TPMを有効化する方法(無効になっている場合)

TPMが搭載されていることは分かっているのに、何らかの理由でWindows 11がインストールできず、その原因が他の要件ではないと分かっている場合は、BIOSでTPMを有効にする必要があるかもしれません。

TPMが無効になっていると、システムは「TPMが存在しない」と認識します。そのため、デバイスマネージャーやデバイスセキュリティの設定にも表示されなくなります。

以下の手順は、PCメーカーによってBIOSのインターフェースが異なるため、やや大まかな説明になります。トラステッド・プラットフォーム・モジュールを有効にするには、おおよそ次のように操作します。

  • PCを再起動し、UEFI BIOSに入ります。WindowsローダーがOSの起動を始める前に、必要なキーを押すのが確実な方法です。通常はDeleteキーまたはFキーのいずれかですが、マザーボードのメーカーによって異なります。
  • BIOS画面内で、「Advanced」「Security」「Trusted Computing」といった名前のサブメニューを探します。
  • 次に、TPMを有効にするスイッチを見つけます。名称は「Security Device」「Security Device Support」「TPM State」「AMD fTPM switch」「AMD PSP fTPM」「Intel PTT」「Intel Platform Trust Technology」など、メーカーによってさまざまです。
  • TPMを有効にしたら、Secure Boot(セキュアブート)オンになっていることも確認してください(Windows 11はこちらも要求しています!)。
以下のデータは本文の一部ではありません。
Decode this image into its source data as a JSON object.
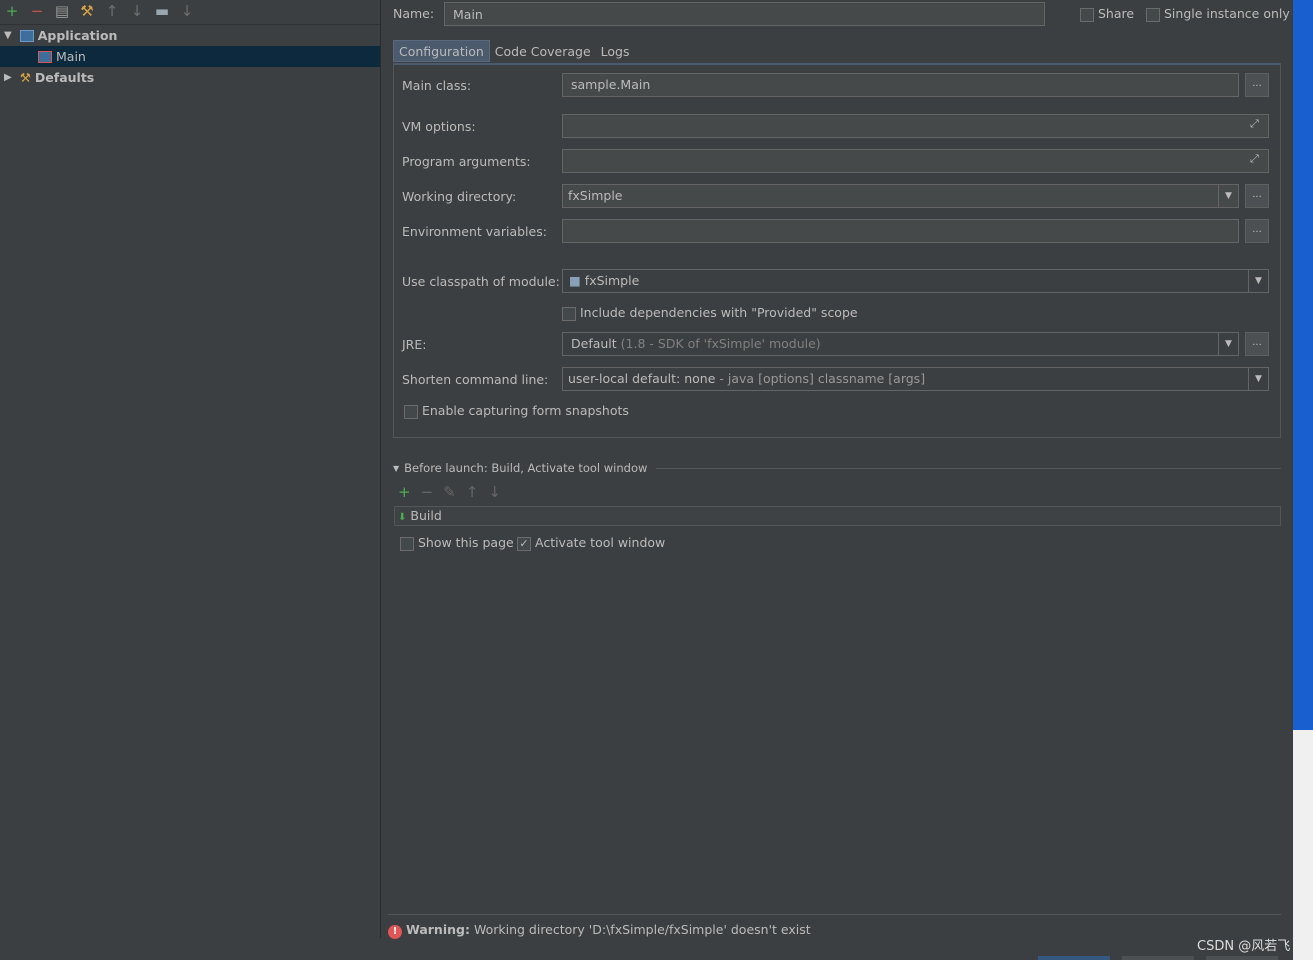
{
  "toolbar": {
    "icons": [
      "add-icon",
      "remove-icon",
      "copy-icon",
      "wrench-icon",
      "arrow-up-icon",
      "arrow-down-icon",
      "folder-icon",
      "sort-icon"
    ]
  },
  "tree": {
    "application": "Application",
    "main": "Main",
    "defaults": "Defaults"
  },
  "header": {
    "name_label": "Name:",
    "name_value": "Main",
    "share": "Share",
    "single_instance": "Single instance only"
  },
  "tabs": [
    "Configuration",
    "Code Coverage",
    "Logs"
  ],
  "form": {
    "main_class_label": "Main class:",
    "main_class": "sample.Main",
    "vm_label": "VM options:",
    "vm": "",
    "args_label": "Program arguments:",
    "args": "",
    "wd_label": "Working directory:",
    "wd": "fxSimple",
    "env_label": "Environment variables:",
    "env": "",
    "module_label": "Use classpath of module:",
    "module": "fxSimple",
    "include_deps": "Include dependencies with \"Provided\" scope",
    "jre_label": "JRE:",
    "jre": "Default",
    "jre_detail": "(1.8 - SDK of 'fxSimple' module)",
    "shorten_label": "Shorten command line:",
    "shorten": "user-local default: none",
    "shorten_detail": "- java [options] classname [args]",
    "snapshots": "Enable capturing form snapshots",
    "browse": "..."
  },
  "before_launch": {
    "title": "Before launch: Build, Activate tool window",
    "task": "Build",
    "show_page": "Show this page",
    "activate": "Activate tool window",
    "activate_checked": true
  },
  "warning": {
    "label": "Warning:",
    "text": "Working directory 'D:\\fxSimple/fxSimple' doesn't exist"
  },
  "watermark": "CSDN @风若飞"
}
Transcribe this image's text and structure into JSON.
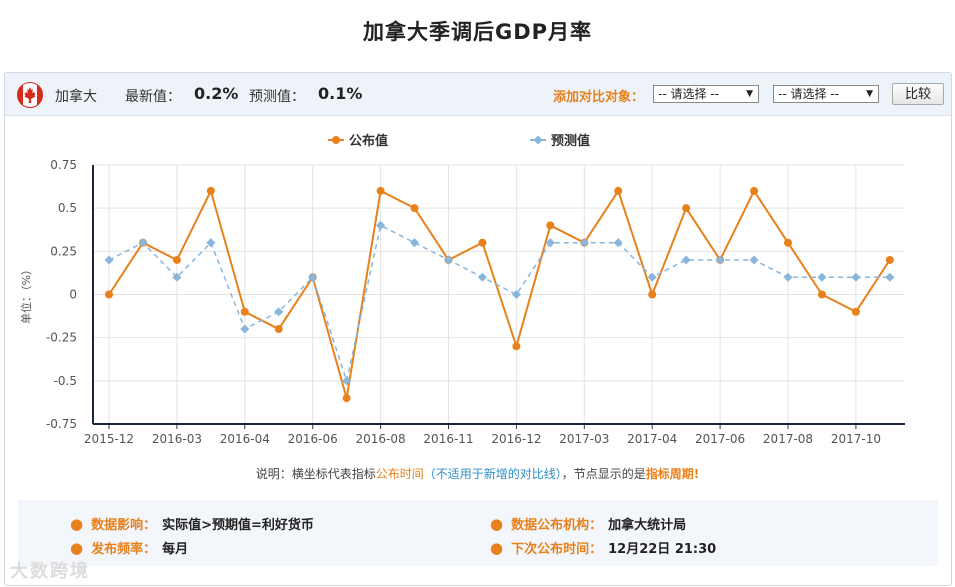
{
  "page": {
    "title": "加拿大季调后GDP月率"
  },
  "header": {
    "country": "加拿大",
    "latest_label": "最新值：",
    "latest_value": "0.2%",
    "forecast_label": "预测值：",
    "forecast_value": "0.1%",
    "compare_label": "添加对比对象：",
    "select1": "-- 请选择 --",
    "select2": "-- 请选择 --",
    "compare_button": "比较",
    "flag_colors": {
      "red": "#d52b1e",
      "white": "#ffffff"
    }
  },
  "chart_data": {
    "type": "line",
    "title": "",
    "ylabel": "单位：（%）",
    "xlabel": "",
    "ylim": [
      -0.75,
      0.75
    ],
    "yticks": [
      0.75,
      0.5,
      0.25,
      0,
      -0.25,
      -0.5,
      -0.75
    ],
    "ytick_labels": [
      "0.75",
      "0.5",
      "0.25",
      "0",
      "-0.25",
      "-0.5",
      "-0.75"
    ],
    "x_tick_labels": [
      {
        "index": 0,
        "label": "2015-12"
      },
      {
        "index": 2,
        "label": "2016-03"
      },
      {
        "index": 4,
        "label": "2016-04"
      },
      {
        "index": 6,
        "label": "2016-06"
      },
      {
        "index": 8,
        "label": "2016-08"
      },
      {
        "index": 10,
        "label": "2016-11"
      },
      {
        "index": 12,
        "label": "2016-12"
      },
      {
        "index": 14,
        "label": "2017-03"
      },
      {
        "index": 16,
        "label": "2017-04"
      },
      {
        "index": 18,
        "label": "2017-06"
      },
      {
        "index": 20,
        "label": "2017-08"
      },
      {
        "index": 22,
        "label": "2017-10"
      }
    ],
    "point_count": 24,
    "grid": true,
    "legend_position": "top-center",
    "series": [
      {
        "name": "公布值",
        "color": "#e8811c",
        "style": "solid",
        "values": [
          0,
          0.3,
          0.2,
          0.6,
          -0.1,
          -0.2,
          0.1,
          -0.6,
          0.6,
          0.5,
          0.2,
          0.3,
          -0.3,
          0.4,
          0.3,
          0.6,
          0,
          0.5,
          0.2,
          0.6,
          0.3,
          0,
          -0.1,
          0.2
        ]
      },
      {
        "name": "预测值",
        "color": "#8ab6dc",
        "style": "dashed",
        "values": [
          0.2,
          0.3,
          0.1,
          0.3,
          -0.2,
          -0.1,
          0.1,
          -0.5,
          0.4,
          0.3,
          0.2,
          0.1,
          0,
          0.3,
          0.3,
          0.3,
          0.1,
          0.2,
          0.2,
          0.2,
          0.1,
          0.1,
          0.1,
          0.1
        ]
      }
    ]
  },
  "note": {
    "prefix": "说明：横坐标代表指标",
    "publish_time": "公布时间",
    "paren": "（不适用于新增的对比线）",
    "mid": "，节点显示的是",
    "period": "指标周期!"
  },
  "info": {
    "impact_label": "数据影响：",
    "impact_value": "实际值>预期值=利好货币",
    "agency_label": "数据公布机构：",
    "agency_value": "加拿大统计局",
    "freq_label": "发布频率：",
    "freq_value": "每月",
    "next_label": "下次公布时间：",
    "next_value": "12月22日 21:30"
  },
  "watermark": "大数跨境"
}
変更を保存してシステムを起動します。

この件に関するより詳しい情報については、Microsoft公式ウェブサイトの「PCでTPMを有効にする」の資料をご参照ください。

TPM 2.0が搭載されていない場合はどうする?

トラステッド・プラットフォーム・モジュールを持っていないものの、どうしてもWindows 11を使いたい場合、選択肢は2つあります。

理論上は、TPM 2.0モジュールを購入することも可能です。ただし注意が必要なのは、デスクトップPCであっても、すべてのマザーボードが暗号プロセッサを搭載できるわけではないという点です。マザーボードにTPMを設置するスペースはあっても、専用スロットがないケースもあります。その場合は、チップをマザーボードにはんだ付けするか、できれば専門家に依頼する必要があります。ノートパソコンの場合は、既存のモデルにチップを追加することはほぼ不可能でしょう。したがって、最も現実的なのは、PCの構造が許すならばTPM 1.2をTPM 2.0に交換することです。ただしお気づきの通り、この解決策は決して一般的なものではありません。
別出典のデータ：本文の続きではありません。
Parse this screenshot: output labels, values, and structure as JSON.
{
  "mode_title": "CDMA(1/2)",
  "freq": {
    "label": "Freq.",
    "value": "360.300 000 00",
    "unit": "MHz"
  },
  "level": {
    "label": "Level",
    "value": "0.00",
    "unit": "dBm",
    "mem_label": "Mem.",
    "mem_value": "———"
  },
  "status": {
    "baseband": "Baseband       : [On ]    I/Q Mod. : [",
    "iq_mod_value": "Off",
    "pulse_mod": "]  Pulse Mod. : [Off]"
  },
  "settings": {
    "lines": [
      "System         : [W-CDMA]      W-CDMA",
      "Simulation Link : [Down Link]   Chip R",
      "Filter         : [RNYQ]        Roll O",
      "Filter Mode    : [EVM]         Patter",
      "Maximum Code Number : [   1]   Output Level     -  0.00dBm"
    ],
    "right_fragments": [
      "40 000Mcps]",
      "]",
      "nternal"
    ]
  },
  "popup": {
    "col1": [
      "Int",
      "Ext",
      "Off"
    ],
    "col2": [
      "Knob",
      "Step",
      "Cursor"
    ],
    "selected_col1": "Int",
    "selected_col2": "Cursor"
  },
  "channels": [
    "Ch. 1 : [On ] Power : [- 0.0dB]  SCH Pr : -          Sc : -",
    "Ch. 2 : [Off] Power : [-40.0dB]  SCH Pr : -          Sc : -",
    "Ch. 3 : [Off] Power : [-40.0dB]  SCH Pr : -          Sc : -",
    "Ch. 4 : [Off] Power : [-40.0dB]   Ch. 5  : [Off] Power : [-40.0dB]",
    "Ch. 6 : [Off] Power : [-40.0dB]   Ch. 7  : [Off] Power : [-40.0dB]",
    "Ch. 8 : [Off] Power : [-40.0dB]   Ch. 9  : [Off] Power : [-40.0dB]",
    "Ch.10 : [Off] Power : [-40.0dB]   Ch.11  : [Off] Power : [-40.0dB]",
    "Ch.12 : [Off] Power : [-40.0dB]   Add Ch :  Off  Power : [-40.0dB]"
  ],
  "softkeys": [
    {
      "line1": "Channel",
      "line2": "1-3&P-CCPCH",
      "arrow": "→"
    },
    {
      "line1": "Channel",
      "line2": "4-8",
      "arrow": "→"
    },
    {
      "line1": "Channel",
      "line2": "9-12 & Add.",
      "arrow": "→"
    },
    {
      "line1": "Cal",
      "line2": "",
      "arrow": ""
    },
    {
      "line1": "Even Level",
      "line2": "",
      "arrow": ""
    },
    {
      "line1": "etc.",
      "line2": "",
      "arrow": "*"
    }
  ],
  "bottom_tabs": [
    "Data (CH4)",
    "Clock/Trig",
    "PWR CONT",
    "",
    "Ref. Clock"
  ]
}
どうしてもWindows 11を手に入れたい場合は、新システムの要件をバイパス(回避)するという手もあります。対応していないマシンにWindows 11をインストールする具体的な方法については、別記事で詳しく解説しています。ただし、制限を回避すると、Microsoftからのアップデートやサポートが受けられなくなるというリスクを忘れないでください。